Fatto sta che un siffatto sistema di deterrenze multipolari e nazionalizzate non figura proprio tra gli scenari più rassicuranti. Come si può parlare di una comune politica di difesa europea quando anche una scelta come quella di uscire dalla convenzione internazionale che mette al bando le mine antiuomo è lasciato all’arbitrio dei governi nazionali? La Finlandia ha fatto proprio ora questa scelta sciagurata. E se qualcun altro finisse invece col ritenere indispensabile alla propria sicurezza dotarsi di armi chimiche e batteriologiche?

Mentre la sostanza resta nella disponibilità dei governi nazionali, la Commissione europea si cimenta nell’esibizione retorica di una trita cultura bellicista. Dall’immancabile richiamo ai valori di libertà democrazia e solidarietà, che bisogna aver la forza (militare) di difendere, allo spirito guerriero che difetterebbe alla gioventù europea, all’intera società civile cui si chiede di familiarizzare con l’idea della guerra e di prepararsi alle pratiche di autoconservazione che le si confanno.

Ma non è difficile leggere, nelle modalità stesse cui la governance politica europea fa ricorso nella sua chiamata alle armi, quanto le decisioni che riguardano la pace e la guerra siano estranee alle forme della democrazia. Le dichiarazioni di guerra non sono sottoponibili a un pronunciamento popolare, non sono costituzionalmente materia di referendum. L’emergenza, reale o immaginaria che sia, implica sempre, a vari gradi, il restringimento o la sospensione delle procedure democratiche, fin dall’antico istituto della dittatura nella Roma repubblicana.

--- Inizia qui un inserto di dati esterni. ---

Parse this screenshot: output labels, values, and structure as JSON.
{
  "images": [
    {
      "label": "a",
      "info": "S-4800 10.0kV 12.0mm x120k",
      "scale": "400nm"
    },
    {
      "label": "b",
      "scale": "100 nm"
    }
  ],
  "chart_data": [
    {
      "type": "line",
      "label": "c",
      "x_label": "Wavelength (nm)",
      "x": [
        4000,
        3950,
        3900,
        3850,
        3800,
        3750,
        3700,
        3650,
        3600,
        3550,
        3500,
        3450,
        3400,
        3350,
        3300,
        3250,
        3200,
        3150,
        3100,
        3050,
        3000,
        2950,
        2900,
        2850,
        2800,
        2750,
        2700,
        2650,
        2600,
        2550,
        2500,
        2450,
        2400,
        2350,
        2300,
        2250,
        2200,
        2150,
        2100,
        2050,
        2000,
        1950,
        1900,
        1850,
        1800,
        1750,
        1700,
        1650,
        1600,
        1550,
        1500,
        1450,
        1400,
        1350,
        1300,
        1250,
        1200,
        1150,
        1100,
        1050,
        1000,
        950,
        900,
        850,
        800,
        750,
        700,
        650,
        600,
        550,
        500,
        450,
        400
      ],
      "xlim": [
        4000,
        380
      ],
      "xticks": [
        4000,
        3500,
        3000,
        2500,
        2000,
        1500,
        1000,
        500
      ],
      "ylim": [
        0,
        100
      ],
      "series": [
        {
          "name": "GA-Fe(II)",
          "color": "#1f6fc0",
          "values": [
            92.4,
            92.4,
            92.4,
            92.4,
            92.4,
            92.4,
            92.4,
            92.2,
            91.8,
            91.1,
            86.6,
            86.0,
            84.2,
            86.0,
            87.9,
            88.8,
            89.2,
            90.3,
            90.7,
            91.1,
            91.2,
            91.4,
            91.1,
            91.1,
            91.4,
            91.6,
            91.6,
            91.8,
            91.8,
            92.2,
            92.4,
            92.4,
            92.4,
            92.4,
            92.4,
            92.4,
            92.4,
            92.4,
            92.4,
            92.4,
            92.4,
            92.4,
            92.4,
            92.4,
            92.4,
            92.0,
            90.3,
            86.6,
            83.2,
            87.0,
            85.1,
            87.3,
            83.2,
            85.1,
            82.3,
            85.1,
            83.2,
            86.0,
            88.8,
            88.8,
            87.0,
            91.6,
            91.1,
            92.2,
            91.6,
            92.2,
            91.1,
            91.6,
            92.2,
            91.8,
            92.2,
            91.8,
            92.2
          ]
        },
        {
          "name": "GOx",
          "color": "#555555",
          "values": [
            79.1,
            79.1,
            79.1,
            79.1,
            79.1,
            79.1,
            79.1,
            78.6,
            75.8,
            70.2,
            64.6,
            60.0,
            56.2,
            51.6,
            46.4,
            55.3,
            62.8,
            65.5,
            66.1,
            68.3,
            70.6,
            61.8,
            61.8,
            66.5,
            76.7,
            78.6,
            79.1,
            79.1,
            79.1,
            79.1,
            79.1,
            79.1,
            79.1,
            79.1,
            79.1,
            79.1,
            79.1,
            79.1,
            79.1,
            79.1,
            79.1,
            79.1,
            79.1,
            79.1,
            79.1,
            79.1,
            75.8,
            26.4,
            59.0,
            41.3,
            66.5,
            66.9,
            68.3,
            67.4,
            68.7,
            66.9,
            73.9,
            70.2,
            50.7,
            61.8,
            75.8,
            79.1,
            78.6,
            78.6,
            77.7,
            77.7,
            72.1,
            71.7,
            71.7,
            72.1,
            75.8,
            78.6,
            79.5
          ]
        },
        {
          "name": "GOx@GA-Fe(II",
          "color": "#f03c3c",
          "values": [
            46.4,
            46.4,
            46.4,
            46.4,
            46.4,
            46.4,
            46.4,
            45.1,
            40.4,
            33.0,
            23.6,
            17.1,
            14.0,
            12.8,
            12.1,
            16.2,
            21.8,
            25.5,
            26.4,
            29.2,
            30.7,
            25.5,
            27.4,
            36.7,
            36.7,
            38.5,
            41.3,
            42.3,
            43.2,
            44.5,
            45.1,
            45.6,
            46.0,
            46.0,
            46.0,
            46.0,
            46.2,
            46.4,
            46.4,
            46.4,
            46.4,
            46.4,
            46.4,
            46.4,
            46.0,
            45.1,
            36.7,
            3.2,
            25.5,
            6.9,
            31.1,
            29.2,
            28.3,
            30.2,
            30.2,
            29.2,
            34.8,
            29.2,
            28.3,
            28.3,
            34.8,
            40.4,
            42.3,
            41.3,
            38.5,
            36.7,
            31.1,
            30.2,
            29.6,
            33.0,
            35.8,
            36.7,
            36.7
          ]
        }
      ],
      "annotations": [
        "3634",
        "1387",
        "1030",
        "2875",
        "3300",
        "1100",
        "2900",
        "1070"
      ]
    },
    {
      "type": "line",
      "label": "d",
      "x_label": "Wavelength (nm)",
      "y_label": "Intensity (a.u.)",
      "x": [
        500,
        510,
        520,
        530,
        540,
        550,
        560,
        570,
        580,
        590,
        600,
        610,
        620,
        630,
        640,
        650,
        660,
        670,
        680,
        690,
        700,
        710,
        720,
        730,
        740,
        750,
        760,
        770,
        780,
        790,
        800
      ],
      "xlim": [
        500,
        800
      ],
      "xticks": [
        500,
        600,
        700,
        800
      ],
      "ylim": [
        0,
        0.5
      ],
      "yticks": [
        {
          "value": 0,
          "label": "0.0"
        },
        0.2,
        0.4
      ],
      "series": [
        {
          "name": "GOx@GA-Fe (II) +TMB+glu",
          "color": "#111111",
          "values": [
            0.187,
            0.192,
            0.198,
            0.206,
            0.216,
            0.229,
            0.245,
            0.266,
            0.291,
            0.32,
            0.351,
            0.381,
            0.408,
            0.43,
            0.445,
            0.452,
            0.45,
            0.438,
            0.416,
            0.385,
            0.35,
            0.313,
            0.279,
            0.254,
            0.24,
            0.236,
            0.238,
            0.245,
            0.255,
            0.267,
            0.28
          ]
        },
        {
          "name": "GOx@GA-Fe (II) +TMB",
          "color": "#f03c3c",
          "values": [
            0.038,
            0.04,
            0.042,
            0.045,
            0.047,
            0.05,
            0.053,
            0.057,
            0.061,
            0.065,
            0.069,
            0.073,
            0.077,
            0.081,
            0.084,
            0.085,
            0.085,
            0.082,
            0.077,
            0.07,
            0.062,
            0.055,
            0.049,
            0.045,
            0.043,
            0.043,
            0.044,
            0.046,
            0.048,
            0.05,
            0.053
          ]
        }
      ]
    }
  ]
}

Così la preparazione alla guerra già esercita l’intera società a fare a meno della democrazia o ad accettarne almeno il ridimensionamento a favore della ragion di Stato. La leva obbligatoria, sulla cui reintroduzione si strepita in diversi paesi europei è la prova provata che combattere non è una scelta e che la guerra, anche la più sentita, la fanno per la maggior parte quelli che non l’hanno scelta.